The second, comma-separated syntax is not as consistently supported as JOIN. It does work on most SQL DBMSes, but it's not the "preferred" version because if you leave out the WHERE clause then you end up with a cross-product. Whereas if you forget to write in the JOIN condition, you'll just end up with a syntax error. JOIN tends to be preferred because of this safety net.
I upvoted #Aaronaught's answer, but I have some comments:
Both the comma-style join syntax and the JOIN syntax are ANSI. The first is SQL-89, and the second is SQL-92. The SQL-89 syntax is still part of the standard, to support backward compatibility.
Can you give an example of an RDBMS that supports the SQL-92 syntax but not the SQL-89? I don't think there are any, so "not as consistently supported" may not be accurate.
You can also omit the join condition using JOIN syntax, and create a Cartesian product. Example: SELECT ... FROM A JOIN B is valid (correction: this is true only in some brands that implement the standard syntax loosely, such as MySQL).
But in any case I agree this is easier to spot when you use SQL-92 syntax. If you use SQL-89 syntax you may end up with a long WHERE clause and it's too easy to miss one of your join conditions.
The difference is that the first does a subquery which can be slower in some databases. And the second does a join, combining both tables in the same query.
Generally, the second would be faster if the database won't optimize it since with a subquery the database would have to keep the results of the subquery in memory.
These two queries return different results. You select only columns from TABLE_A in the first.
There are at least three differences between query X:
SELECT * FROM TABLE_A A WHERE A.ID IN (SELECT B.ID FROM TABLE_B B)
and Y:
SELECT * FROM TABLE_A A, TABLE_B B WHERE A.ID = B.ID
1) As Michas said, the set of columns will be different, where query Y will return the columns from tables A & B, but query X only returns the columns from table A. If you explicitly name which columns you want back, query X can only include columns from table A, but query Y would include columns from table B.

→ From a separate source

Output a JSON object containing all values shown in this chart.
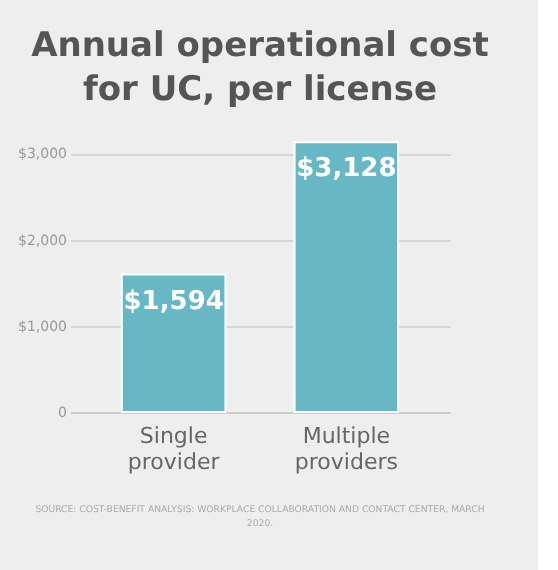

2) The number of rows may be different. If table B has more than on ID matching an ID from table A, then more rows will be returned with Query Y than X.
create table TABLE_A (ID int, st VARCHAR(10))
create table TABLE_B (ID int, st VARCHAR(10))
insert into TABLE_A values (1, 'A-a')
insert into TABLE_B values (1, 'B-a')
insert into TABLE_B values (1, 'B-b')
SELECT * FROM TABLE_A A WHERE A.ID IN (SELECT B.ID FROM TABLE_B B)
ID st
----------- ----------
1 A-a
(1 row(s) affected)
SELECT * FROM TABLE_A A, TABLE_B B WHERE A.ID = B.ID
ID st ID st
----------- ---------- ----------- ----------
1 A-a 1 B-a
1 A-a 1 B-b
(2 row(s) affected)
3) The execution plans will probably be different, since the queries are asking the database for different results. Inner joins used to run faster than in or exists and may still run faster in some cases. But since the results can be different you need to make sure that the data supports the transformation from a in or exists to a join.